Chalice Veil Design from Althea Wiel
The use of symbolism in Ecclesiastical Embroidery Designs has a long and rich history. It goes back to the first books of the Bible and the instructions given to Moses and Aaron with regards to the making of Priestly Clothing. The skill of a good designer shines forth when they are able to incorporate meaningful symbols within a beautiful design. A little while ago, I wrote about Alethea Wiel, a skilled Ecclesiastical Artisan and Designer here Weekend Reading and Musing and here New Books New Information
Stepping back in time-120 years ago-to the year 1894, the author, in the introduction to her book “Designs for Church Embroidery” states she never intended to publish her work. She felt it was incomplete and merely a suggestion of outlines and hints for church embroidery. It was only upon the advice of friends that she decided to publish her work for Church Embroidery. A publication of the day said of her work, “There was some really very fine original embroidery designs and lent by A.R….”
The Chalice in design is standing on seven rocks which represent the Seven Sacraments: Baptism, Confirmation, Eucharist, Penance, Extreme Unction, Holy Orders, and Matrimony. If one looks closely, then they will see the Nativity is engraved on the Chalice. Christ appears to be rising from the Chalice as the Blessed Sacrament.
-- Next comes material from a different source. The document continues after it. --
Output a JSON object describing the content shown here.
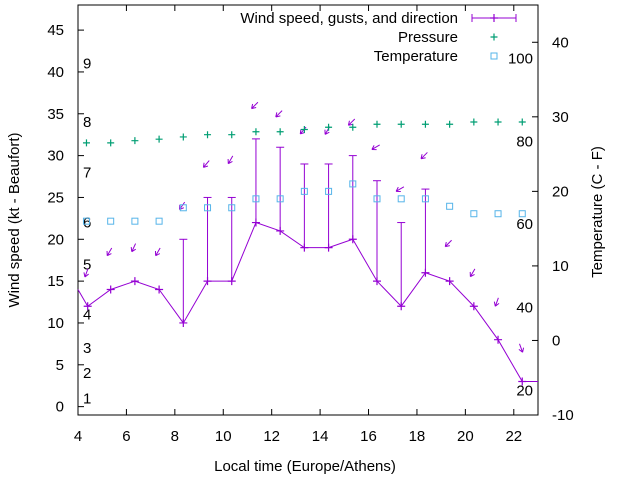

Angels with incense adorn either side of Christ, are Luke and John and their emblems under a canopy of vines, leaves and grapes.
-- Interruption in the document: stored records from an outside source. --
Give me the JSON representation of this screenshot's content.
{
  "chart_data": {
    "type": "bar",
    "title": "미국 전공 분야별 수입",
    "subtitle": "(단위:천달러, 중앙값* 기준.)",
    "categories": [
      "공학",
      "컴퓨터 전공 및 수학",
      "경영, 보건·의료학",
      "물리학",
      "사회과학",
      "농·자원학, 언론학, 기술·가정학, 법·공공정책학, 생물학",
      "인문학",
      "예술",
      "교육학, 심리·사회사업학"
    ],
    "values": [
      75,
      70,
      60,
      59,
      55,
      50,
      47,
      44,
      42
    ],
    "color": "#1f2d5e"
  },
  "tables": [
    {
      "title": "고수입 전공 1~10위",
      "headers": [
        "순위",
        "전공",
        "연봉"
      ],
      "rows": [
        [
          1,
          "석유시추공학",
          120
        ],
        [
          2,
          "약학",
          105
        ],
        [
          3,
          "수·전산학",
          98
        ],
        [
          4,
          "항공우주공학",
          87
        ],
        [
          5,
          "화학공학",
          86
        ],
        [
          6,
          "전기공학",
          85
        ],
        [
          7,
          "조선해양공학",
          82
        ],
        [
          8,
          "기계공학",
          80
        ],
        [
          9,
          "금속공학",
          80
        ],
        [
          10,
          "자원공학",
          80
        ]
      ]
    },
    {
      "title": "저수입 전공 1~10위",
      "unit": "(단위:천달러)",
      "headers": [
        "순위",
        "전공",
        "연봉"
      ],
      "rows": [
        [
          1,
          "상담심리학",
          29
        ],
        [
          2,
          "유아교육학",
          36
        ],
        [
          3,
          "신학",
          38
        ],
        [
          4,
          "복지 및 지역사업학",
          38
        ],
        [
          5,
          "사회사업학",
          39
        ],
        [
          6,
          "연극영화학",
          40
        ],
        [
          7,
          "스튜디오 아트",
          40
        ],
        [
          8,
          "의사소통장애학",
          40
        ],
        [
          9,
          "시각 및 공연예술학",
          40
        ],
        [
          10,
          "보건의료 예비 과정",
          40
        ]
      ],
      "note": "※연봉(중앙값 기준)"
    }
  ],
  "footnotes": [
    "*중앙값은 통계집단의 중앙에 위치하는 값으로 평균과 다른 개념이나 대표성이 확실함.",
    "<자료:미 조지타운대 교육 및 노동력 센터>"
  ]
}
Now, turning the design around, the Crucifixion is represented with two angles turning away from Christ, trying with their wings to screen from their sight His suffering. Matthew and Mark are in these corners with their emblems. The vine is the emblem of Christ.
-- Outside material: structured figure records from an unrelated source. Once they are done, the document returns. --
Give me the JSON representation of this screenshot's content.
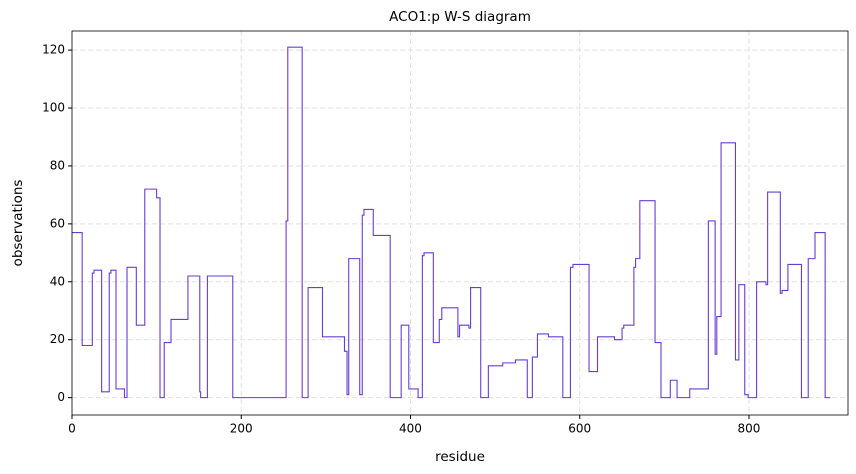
{
  "chart_data": {
    "type": "step",
    "title": "ACO1:p W-S diagram",
    "x_label": "residue",
    "y_label": "observations",
    "x": [
      0,
      12,
      24,
      26,
      35,
      44,
      46,
      52,
      59,
      62,
      65,
      76,
      86,
      100,
      104,
      109,
      117,
      137,
      151,
      152,
      160,
      190,
      253,
      255,
      272,
      279,
      296,
      322,
      325,
      327,
      340,
      343,
      345,
      356,
      376,
      389,
      398,
      409,
      414,
      416,
      427,
      434,
      437,
      456,
      458,
      469,
      471,
      483,
      492,
      509,
      524,
      538,
      544,
      550,
      563,
      580,
      589,
      592,
      611,
      621,
      641,
      650,
      652,
      664,
      666,
      671,
      689,
      696,
      707,
      715,
      730,
      752,
      760,
      762,
      767,
      784,
      788,
      795,
      799,
      809,
      820,
      822,
      837,
      839,
      846,
      862,
      870,
      878,
      890,
      896
    ],
    "values": [
      57,
      18,
      43,
      44,
      2,
      43,
      44,
      3,
      3,
      0,
      45,
      25,
      72,
      69,
      0,
      19,
      27,
      42,
      2,
      0,
      42,
      0,
      61,
      121,
      0,
      38,
      21,
      16,
      1,
      48,
      1,
      63,
      65,
      56,
      0,
      25,
      3,
      0,
      49,
      50,
      19,
      27,
      31,
      21,
      25,
      24,
      38,
      0,
      11,
      12,
      13,
      0,
      14,
      22,
      21,
      0,
      45,
      46,
      9,
      21,
      20,
      24,
      25,
      45,
      48,
      68,
      19,
      0,
      6,
      0,
      3,
      61,
      15,
      28,
      88,
      13,
      39,
      1,
      0,
      40,
      39,
      71,
      36,
      37,
      46,
      0,
      48,
      57,
      0,
      0
    ],
    "color": "#6a3dd1",
    "xlim": [
      0,
      917
    ],
    "ylim": [
      -6,
      126.6
    ],
    "xticks": [
      0,
      200,
      400,
      600,
      800
    ],
    "yticks": [
      0,
      20,
      40,
      60,
      80,
      100,
      120
    ],
    "grid": true
  }
}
Great skill and knowledge-as well as attention to detail-were needed by the designer when creating this work of art. The piece is beautifully balanced, with flow and movement from the composition and directing the gaze of the viewer to the different parts of the Ecclesiastical Embroidery Design. One has to remember how this flat two-dimensional piece would be intended for viewing: draped over the Chalice. The concept of using two distinct images of Christ to be alternated based on the season of the Church Year is brilliant.
This would be a stunning piece to see embroidered!